– Вы тоже идете танцевать?
Она открыла было рот, чтобы ответить вежливым отказом, но Митч уже тащил из-под нее кресло, а миссис Диллингем лепетала что-то насчет того, как повезло Ройс, что она заполучит к себе в программу Митча. Ройс припомнила, что Митч славился отказами давать интервью. Почему в этот раз он согласился? Почему эта удача выпала именно ей? Она опять выругалась про себя.
Митч повел ее в танце. Она смотрела поверх его плеча, избегая его взгляда. На другом конце зала танцевали Кэролайн и Брент. Куда подевался итальянский граф, с которым якобы встречалась бывшая подружка Брента?
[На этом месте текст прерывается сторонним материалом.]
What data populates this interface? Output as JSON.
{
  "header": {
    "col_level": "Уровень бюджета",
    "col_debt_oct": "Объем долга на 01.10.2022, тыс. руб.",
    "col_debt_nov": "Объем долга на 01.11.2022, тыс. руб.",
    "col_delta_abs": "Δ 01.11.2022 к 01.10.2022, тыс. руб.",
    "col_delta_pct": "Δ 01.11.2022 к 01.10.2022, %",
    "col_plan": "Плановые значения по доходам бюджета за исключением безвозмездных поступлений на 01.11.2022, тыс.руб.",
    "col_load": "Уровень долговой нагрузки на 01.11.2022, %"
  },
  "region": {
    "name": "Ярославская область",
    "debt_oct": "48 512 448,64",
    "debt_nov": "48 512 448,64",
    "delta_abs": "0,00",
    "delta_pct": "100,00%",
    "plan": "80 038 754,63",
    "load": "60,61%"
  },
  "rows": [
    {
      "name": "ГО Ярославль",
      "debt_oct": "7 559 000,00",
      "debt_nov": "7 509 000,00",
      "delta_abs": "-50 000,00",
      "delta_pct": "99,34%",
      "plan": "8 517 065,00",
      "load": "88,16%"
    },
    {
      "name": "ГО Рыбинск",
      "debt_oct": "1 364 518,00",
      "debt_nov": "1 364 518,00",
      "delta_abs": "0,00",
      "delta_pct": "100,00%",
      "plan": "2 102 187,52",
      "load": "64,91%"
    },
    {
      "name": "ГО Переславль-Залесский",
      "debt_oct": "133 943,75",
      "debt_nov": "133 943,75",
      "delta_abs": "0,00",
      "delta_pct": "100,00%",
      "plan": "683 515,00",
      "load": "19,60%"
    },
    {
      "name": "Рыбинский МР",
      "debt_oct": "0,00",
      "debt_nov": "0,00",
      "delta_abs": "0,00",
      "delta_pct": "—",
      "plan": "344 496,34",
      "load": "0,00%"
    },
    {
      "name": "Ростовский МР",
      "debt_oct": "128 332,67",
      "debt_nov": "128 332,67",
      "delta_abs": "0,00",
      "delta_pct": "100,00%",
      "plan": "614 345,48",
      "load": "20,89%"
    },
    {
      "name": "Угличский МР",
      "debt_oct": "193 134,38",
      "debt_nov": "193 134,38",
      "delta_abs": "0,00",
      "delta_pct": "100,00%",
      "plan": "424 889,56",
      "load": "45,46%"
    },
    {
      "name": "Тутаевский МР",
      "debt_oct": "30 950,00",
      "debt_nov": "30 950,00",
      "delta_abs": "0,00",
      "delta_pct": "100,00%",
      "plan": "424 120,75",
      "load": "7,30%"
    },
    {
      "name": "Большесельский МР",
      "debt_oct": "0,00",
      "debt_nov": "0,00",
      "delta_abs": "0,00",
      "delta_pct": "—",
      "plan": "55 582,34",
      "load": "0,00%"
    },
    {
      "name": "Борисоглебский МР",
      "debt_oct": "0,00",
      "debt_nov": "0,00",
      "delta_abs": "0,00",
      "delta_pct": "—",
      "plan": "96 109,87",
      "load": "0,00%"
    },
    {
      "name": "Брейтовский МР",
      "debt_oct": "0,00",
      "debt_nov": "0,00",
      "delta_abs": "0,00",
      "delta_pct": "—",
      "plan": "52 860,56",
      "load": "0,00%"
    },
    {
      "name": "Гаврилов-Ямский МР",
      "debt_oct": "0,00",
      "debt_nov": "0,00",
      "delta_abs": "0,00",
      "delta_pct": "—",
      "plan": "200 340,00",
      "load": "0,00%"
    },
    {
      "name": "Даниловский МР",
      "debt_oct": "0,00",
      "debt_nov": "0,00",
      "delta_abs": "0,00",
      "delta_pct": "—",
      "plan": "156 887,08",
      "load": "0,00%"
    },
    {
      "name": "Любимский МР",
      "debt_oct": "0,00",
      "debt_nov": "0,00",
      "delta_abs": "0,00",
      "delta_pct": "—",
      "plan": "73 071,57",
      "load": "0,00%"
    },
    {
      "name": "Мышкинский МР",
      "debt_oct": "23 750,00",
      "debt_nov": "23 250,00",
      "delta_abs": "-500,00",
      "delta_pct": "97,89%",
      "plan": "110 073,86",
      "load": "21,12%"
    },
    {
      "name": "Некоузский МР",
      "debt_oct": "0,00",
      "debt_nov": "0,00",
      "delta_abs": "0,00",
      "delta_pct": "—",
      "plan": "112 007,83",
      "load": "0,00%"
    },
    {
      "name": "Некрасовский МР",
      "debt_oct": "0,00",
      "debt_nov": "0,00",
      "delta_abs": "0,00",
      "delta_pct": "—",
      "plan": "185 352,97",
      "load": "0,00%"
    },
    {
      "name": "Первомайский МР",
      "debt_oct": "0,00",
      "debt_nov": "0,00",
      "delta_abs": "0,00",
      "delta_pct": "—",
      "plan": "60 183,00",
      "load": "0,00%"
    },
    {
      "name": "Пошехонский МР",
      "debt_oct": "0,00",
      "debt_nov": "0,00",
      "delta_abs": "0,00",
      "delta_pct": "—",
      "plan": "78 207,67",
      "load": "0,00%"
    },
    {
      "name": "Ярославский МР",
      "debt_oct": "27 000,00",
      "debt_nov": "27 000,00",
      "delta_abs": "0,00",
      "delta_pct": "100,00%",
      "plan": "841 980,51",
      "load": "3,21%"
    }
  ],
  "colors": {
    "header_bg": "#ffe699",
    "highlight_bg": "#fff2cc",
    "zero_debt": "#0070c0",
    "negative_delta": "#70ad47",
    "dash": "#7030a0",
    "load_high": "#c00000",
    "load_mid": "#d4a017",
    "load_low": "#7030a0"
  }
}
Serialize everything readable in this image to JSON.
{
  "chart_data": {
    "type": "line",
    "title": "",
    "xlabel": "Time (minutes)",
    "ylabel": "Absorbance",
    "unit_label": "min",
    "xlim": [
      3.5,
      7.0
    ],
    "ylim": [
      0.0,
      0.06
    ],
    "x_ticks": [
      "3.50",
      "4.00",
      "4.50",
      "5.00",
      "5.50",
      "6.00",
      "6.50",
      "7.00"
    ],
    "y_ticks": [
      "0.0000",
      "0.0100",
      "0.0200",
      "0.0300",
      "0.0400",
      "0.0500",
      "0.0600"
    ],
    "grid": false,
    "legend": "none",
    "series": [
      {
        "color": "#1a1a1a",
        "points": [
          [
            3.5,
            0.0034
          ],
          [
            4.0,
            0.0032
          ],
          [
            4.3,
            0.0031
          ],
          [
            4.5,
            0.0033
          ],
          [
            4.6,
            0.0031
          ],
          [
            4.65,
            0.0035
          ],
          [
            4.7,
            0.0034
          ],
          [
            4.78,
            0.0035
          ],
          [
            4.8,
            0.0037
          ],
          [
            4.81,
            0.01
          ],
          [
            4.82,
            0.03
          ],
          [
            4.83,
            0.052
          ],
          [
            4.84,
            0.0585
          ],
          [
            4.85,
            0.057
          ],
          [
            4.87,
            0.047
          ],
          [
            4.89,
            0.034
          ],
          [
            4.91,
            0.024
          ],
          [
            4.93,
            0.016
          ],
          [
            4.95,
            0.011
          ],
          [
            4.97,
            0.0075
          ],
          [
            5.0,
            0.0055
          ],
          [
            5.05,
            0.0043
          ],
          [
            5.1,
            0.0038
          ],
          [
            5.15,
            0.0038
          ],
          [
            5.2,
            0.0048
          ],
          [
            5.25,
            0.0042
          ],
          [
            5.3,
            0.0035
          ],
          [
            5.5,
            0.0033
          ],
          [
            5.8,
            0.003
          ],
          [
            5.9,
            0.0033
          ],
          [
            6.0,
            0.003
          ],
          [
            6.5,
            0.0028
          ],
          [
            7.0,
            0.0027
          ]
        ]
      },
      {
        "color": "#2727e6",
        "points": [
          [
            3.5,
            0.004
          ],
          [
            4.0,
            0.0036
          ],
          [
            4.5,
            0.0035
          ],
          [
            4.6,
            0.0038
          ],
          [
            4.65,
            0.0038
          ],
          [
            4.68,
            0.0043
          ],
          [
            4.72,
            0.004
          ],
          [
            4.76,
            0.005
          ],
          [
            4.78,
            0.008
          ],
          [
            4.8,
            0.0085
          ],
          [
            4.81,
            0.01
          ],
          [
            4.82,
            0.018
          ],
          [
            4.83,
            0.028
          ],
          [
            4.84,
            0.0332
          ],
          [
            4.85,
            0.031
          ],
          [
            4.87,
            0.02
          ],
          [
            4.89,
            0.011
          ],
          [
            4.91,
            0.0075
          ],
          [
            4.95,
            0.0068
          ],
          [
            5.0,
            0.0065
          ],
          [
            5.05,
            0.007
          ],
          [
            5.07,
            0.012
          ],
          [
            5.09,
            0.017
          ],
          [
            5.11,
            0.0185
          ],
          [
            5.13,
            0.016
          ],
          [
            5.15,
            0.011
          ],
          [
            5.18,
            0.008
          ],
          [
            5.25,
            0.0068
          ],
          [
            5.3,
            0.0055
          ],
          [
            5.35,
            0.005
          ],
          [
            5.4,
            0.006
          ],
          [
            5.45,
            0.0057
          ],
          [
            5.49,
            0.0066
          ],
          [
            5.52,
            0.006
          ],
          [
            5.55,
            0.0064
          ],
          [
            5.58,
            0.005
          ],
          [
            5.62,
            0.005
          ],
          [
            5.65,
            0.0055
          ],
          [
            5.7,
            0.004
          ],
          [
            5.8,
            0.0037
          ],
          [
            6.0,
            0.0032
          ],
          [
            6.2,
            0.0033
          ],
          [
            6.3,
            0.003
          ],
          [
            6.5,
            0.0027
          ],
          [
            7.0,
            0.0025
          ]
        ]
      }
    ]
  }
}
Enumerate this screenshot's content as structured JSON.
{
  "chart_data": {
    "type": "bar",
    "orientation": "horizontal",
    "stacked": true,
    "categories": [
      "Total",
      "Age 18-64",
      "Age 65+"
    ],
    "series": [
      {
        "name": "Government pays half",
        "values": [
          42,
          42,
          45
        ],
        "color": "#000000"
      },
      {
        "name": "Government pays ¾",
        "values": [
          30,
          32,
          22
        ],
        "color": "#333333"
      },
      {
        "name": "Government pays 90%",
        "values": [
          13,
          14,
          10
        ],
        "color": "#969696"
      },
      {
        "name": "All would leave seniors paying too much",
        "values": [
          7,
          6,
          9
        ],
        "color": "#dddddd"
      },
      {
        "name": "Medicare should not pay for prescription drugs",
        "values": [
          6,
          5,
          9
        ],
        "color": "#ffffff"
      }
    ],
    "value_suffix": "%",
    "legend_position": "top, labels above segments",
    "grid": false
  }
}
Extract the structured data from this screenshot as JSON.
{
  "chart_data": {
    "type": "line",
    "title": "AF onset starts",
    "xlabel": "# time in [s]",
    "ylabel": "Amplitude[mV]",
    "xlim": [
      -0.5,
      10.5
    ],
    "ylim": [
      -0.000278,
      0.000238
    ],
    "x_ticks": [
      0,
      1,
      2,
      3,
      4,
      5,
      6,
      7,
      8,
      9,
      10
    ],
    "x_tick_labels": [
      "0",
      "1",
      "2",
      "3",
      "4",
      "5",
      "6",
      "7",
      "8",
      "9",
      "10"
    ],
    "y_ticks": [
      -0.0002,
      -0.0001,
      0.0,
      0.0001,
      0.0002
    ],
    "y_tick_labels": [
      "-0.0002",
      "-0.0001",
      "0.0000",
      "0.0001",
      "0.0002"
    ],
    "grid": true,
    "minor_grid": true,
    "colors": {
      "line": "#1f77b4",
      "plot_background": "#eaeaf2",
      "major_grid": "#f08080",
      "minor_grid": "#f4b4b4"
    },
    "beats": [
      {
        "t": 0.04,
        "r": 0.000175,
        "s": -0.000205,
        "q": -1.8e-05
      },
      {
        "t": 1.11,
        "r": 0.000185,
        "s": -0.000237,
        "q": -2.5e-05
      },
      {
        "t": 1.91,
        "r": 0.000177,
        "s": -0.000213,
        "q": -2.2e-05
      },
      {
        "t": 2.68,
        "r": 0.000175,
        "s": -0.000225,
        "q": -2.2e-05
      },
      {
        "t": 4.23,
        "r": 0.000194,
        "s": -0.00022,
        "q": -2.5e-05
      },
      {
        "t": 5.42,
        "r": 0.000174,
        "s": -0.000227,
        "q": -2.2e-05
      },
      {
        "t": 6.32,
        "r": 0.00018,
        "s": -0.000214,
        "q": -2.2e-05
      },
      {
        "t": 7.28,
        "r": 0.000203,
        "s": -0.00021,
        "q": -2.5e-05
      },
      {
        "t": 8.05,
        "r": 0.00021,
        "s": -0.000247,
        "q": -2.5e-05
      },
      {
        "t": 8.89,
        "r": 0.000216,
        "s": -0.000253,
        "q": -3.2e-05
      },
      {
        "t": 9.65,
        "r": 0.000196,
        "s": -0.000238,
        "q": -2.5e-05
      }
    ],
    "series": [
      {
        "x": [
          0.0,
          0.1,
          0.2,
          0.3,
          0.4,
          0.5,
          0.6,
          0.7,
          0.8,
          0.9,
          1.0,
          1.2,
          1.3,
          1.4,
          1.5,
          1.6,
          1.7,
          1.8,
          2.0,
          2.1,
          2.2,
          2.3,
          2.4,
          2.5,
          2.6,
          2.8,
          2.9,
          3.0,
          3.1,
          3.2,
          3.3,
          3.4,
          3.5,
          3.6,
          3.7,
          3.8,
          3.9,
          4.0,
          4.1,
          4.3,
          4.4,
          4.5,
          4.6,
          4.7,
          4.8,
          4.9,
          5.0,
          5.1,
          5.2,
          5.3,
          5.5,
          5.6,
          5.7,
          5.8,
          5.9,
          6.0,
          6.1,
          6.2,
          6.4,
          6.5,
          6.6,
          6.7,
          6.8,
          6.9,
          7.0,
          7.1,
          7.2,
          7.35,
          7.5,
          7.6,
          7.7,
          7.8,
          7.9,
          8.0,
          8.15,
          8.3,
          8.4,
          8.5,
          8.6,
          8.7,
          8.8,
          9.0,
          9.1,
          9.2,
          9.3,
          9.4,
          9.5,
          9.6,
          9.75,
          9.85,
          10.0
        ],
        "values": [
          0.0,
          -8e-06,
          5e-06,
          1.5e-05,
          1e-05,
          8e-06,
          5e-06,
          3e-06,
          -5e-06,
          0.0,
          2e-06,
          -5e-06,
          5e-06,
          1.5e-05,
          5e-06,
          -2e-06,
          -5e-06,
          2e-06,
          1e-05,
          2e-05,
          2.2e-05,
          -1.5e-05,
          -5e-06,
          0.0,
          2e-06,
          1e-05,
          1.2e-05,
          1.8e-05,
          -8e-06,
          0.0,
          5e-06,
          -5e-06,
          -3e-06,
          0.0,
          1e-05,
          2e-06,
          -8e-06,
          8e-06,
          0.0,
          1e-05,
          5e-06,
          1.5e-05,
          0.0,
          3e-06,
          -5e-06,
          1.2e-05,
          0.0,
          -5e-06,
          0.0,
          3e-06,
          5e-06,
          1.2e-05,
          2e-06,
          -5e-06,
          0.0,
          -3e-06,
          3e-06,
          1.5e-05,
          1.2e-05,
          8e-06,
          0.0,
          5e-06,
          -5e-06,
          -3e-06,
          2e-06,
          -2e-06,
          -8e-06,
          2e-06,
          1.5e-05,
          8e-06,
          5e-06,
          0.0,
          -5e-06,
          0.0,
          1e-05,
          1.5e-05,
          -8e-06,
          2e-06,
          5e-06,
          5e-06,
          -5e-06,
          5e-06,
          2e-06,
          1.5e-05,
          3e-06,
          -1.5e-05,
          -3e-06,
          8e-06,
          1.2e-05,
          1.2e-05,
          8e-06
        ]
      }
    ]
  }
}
«Не смей ревновать!» – приструнила себя Ройс, сообразив, что больше всего ее раздражает в Кэролайн то, как хорошо она подходит Фаренхолтам. В их кругу все, кроме Брента, опасались хохотать во весь голос и издавали вместо смеха глухие звуки, достойные чревовещателей, тогда как Ройс признавала за собой манеру смеяться чересчур громко, особенно над достойными смеха шутками.
Ройс чувствовала, что Митч продолжает разглядывать ее без малейшего стеснения. Она потратила некоторое время на изучение его лацканов, а потом подняла голову, впервые встретившись с ним глазами. Его взгляд был таким пристальным, что она вздрогнула. Она и забыла, как завораживают его глаза – светло-голубые, с черными крапинками, с такими же темными ресницами, как его волосы.
Лицо у него было мужественное, выразительное, от него трудно было оторваться. Оно казалось бы излишне угловатым, если бы не два небольших шрама, похожих на вырезы на безопасной бритве. Что бы ни было причиной появления шрама у него под глазом, ему повезло, что он не ослеп. Второй шрам, не менее глубокий, красовался у него на лбу, почти в том месте, откуда начинали расти волосы. Она знала о существовании третьего шрама, такого же, как эти два, скрытого его густой шевелюрой.
У Митча была характерная манера слегка наклонять голову набок, словно он напряженно прислушивался к собеседнику, ловя каждое слово. В свое время это кривлянье казалось ей очень милой манерой, теперь же только раздражало. Она знала Митчу истинную цену: это амбициозное ничтожество затравило невинного человека и тем свело его в могилу.
– Должно быть, мы уже угодили в ад, – насмешливо проговорил он.
– В каком смысле? – Хорошо сработано, Ройс: вопрос прозвучал вполне небрежно.
– «Подонок! – передразнил он ее. – Ты скорее сгоришь в аду, чем я снова стану иметь с тобой дело».
Она припомнила эти свои гневные слова и еще много других слов.
– Вы правы: мы в аду.
– Насколько я помню, – продолжал Митч, с улыбкой скользя по паркету и сжимая ее слишком сильно, чтобы она могла расслабиться, – в нашу последнюю встречу вы обещали… Не припоминаете?
– А как же: отрубить вам яйца ржавым мачете.
– Вот-вот. Очень женственно!
Да, это ее обещание трудно было назвать образцом утонченности. Она обезумела, когда Митч заявился на похороны ее отца. Ржавое мачете показалось ей самым подходящим орудием казни для Митча. Убивать его неторопливо, причиняя адскую боль, было бы надлежащим способом мести за отца.
Митч наклонился к ней. Она увидела его беспокойные синие глаза в нескольких дюймах от своего лица. О, с каким наслаждением она бы его убила! Но отца этим не вернешь. Его ничем не вернешь. Она заметила, что Арнольд Диллингем наблюдает за ними, и выдавила подобие улыбки.
– Кстати, насчет моей анатомии… – Митч самодовольно ухмыльнулся. – Если вы потрогаете молнию у меня на брюках, то поймете, что вам следовало бы побывать сегодня у меня дома.
– Да вы настоящий мерзавец!
– Вы не первая обращаете на это мое внимание. Вы тоже не изменились, разве что обручились. – Он посмотрел на ее левую руку, лишенную украшений. – Какое прекрасное обручальное колечко!
– А что за кольцо я надену через неделю! С бриллиантом в форме груши, размером с дверной набалдашник.